Del grupo, dos miraban el móvil, otros dos se besaban y la idiota de las croquetas hablaba sin parar de su receta. Me hubiera gustado meterle la batidora de su bechamel por un ojo, pero eso no se podía hacer a un cliente. Y ella, mientras, robando tantos minutos a un camarero, era algo inconcebible. Encima, para colmo de males, el Atleti había perdido con el Osasuna esa misma tarde. Por lo demás…todo bien.


Ellos estaban a su bola, sin decidirse todavía a pedir de la carta. Alternaban sus gilipoyeces: tan pronto me hacían una pregunta sin sentido, como no me hacían ni el más mínimo caso. Como si no existiera, como si mi obligación fuese estar de pie allí, mirándoles. Comenzaron a discutir sobre la elección de la comanda. Al menos, habían arrancado.

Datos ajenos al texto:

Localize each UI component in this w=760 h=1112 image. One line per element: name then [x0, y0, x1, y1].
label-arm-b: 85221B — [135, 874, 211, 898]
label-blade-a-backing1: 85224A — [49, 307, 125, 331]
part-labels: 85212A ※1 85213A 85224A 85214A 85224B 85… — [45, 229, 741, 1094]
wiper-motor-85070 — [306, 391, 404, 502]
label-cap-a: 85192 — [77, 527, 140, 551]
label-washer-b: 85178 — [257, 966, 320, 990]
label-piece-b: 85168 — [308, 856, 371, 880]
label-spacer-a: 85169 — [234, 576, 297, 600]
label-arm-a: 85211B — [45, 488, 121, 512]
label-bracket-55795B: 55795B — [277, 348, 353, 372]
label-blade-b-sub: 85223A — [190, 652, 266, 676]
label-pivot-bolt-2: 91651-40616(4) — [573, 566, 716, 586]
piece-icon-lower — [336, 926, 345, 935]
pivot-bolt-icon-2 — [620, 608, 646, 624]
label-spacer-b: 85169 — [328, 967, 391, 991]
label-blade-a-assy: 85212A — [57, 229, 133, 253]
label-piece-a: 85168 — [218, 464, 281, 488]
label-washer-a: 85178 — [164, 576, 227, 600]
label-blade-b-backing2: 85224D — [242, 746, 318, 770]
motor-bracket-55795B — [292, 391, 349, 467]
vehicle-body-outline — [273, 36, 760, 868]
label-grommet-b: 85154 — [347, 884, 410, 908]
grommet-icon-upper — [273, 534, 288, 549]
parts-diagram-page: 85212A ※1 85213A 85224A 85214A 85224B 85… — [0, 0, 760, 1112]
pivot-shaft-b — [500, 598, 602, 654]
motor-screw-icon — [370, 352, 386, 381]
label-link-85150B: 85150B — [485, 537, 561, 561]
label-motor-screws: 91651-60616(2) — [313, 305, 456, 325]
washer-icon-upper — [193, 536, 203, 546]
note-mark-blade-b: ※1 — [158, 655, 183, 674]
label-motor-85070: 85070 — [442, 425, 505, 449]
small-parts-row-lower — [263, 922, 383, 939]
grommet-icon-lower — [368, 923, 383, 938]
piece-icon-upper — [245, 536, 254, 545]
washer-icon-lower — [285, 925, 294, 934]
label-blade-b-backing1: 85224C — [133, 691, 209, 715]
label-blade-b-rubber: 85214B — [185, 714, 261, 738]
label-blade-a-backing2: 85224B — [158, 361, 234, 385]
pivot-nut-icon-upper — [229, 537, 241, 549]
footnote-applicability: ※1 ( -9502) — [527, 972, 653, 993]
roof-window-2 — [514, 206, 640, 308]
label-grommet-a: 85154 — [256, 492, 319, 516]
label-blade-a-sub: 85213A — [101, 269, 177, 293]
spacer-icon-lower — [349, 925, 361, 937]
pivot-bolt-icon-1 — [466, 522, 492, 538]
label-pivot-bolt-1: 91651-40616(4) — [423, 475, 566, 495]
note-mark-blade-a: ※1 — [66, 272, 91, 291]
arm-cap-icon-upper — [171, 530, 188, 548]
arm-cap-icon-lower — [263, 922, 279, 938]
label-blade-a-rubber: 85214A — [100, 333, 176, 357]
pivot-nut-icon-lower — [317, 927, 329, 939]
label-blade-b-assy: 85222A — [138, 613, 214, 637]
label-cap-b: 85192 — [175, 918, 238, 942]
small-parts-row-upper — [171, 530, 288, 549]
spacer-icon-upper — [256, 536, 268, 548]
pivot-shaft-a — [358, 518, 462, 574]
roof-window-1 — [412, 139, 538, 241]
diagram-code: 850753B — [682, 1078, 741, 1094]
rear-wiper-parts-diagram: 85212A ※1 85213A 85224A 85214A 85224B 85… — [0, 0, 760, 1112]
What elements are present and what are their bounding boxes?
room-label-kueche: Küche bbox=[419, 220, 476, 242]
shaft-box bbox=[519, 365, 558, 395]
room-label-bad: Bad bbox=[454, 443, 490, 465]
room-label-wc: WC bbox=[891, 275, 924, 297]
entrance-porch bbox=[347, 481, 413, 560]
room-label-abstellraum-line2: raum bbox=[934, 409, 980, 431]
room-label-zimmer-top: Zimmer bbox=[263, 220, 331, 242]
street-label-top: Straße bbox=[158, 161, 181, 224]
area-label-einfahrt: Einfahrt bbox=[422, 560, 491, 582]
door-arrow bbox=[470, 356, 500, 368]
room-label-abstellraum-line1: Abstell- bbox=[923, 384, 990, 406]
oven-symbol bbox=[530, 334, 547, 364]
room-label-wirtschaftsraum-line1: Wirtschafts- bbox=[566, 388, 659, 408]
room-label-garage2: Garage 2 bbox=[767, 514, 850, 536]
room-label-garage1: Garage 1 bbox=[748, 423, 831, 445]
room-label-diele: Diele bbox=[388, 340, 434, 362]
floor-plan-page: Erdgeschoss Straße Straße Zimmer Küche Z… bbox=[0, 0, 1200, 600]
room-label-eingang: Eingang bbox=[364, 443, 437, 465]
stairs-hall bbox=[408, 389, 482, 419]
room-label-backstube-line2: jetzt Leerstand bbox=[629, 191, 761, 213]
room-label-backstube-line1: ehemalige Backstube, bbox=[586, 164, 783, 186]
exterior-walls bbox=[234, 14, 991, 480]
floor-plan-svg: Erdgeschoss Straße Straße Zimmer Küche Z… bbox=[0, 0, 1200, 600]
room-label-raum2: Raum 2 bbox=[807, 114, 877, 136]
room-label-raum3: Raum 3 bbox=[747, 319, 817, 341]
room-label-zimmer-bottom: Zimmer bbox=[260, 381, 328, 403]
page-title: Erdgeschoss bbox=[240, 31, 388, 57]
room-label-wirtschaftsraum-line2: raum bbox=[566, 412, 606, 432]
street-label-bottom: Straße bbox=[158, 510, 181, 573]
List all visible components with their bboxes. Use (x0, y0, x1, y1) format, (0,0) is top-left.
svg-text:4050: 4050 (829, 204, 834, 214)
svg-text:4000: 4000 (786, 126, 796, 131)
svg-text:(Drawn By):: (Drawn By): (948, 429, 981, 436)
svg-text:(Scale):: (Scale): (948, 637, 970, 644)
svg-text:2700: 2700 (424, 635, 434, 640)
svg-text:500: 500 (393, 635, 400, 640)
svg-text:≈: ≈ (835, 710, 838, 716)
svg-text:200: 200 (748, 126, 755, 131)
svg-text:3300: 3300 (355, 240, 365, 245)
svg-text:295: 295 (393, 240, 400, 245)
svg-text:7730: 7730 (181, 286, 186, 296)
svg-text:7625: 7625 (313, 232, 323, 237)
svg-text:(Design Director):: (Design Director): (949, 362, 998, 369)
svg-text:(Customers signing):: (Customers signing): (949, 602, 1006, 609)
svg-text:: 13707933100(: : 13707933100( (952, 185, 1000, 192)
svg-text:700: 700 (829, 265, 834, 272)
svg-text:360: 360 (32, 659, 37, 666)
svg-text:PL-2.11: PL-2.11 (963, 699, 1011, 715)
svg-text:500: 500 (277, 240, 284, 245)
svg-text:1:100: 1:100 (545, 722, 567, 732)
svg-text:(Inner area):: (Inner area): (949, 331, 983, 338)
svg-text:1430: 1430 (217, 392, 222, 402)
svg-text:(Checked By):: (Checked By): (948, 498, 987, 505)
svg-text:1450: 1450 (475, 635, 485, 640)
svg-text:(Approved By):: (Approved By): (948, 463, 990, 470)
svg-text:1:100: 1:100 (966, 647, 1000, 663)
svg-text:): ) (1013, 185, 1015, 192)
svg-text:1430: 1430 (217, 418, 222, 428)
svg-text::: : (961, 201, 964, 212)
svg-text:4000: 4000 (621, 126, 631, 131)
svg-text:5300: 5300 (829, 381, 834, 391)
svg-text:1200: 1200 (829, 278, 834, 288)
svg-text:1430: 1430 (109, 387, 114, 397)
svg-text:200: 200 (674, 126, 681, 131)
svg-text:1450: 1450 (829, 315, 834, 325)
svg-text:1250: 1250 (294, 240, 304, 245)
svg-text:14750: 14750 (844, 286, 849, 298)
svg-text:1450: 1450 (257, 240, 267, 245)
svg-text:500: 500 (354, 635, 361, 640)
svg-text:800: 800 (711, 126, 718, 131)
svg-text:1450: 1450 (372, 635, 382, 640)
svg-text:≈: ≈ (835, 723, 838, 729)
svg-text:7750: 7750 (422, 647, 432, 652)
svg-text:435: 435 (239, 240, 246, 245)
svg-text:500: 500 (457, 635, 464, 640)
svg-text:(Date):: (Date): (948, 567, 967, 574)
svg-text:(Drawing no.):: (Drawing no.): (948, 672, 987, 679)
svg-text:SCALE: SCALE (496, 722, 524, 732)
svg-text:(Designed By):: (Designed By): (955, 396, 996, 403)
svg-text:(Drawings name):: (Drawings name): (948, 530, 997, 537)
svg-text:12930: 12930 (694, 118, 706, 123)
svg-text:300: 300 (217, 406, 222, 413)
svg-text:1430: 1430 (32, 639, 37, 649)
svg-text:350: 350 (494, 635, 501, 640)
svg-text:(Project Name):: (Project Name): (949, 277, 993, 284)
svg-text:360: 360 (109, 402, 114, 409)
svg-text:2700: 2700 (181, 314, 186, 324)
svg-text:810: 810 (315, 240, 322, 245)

Unos abogaban por entrantes y un plato, otros por dos platos del menú y un tercero, que debía de ser “el rarito”,sólo por tapitas. Bronca monumental, desproporcionada, terrible. Los tortolitos dejaron de besarse . Y allí nadie preguntaba qué recomendaba un camarero que llevaba sirviendo la friolera de 30 años.


Soy de los que piensa que solicitar al camarero una recomendación de la carta es necesario. Como coger un guía cuando se visita un museo. Pero ellos seguían discutiendo, y yo más que harto de pie, delante de ellos. Todo tiene un límite. Hice un intento de dejarles por un rato y la croquetera mayor del reino me espetó:


— ¿Se va a ir ahora? Tenemos prisa.


Prisa, prisa…Estuve a punto de saltar, pero no quería problemas. Me quedé contemplando el cuadro del bodegón como traspuesto. Volví con desgana a la mesa, a escuchar de nuevo su discusión. Y seguía de pie. Llevaba muchas horas trabajando. No hay derecho.


Por fin se decidieron. Ganó el sector “entrantes y un plato”. Y durante el servicio volvieron a recriminarme que llevaban prisa y yo, en aquellos momentos, sólo tenía ganas de dejar aquella mesa, aquel restaurante, aquella situación. El Cholo Simeone no debió hacer aquel cambio…


Me acordaba y envidiaba a mi primo Carlos, que hizo la carrera de ingeniero de minas y estaba todo el día bajo tierra sin ver esperpentos de este calibre La de cosas que tiene que aguantar un camarero. Tras varios incidentes, reproches e incluso llamadas a gritos, llegó la cuenta.


— ¿Es que no van a poner chupitos? — inquirió uno de ellos.


No lo debí hacer, pero me dirigí al bodegón, cogí con ambas manos el inmenso cuadro, me dirigí al de los chupitos y se lo estampé en la cabeza rompiendo tan preciosa pintura con estas bellas palabras, por cierto no muy gastronómicas


— ¡Toma chupito!


Ellos me insultaron, quisieron pegarme, pero mis compañeros salieron en defensa mía. Más que nada porque se alegraban de haber destrozado aquel horrible bodegón. No sé, si no hubiera perdido el Atleti, tal vez seguiría trabajando en aquel restaurante, pero aquella tarde perdió y Paco Romero, el ejemplar camarero, optó por la jubilación anticipada porque el dueño me dijo enfadado algo que no llegué a entender muy bien: “el cliente siempre tiene razón”.


No, aquellos cinco no volvieron jamás al restaurante.


Moraleja: trata bien a los camareros y en cualquier caso comprueba si por las paredes del restaurante al que vayas cuelga algún bodegón.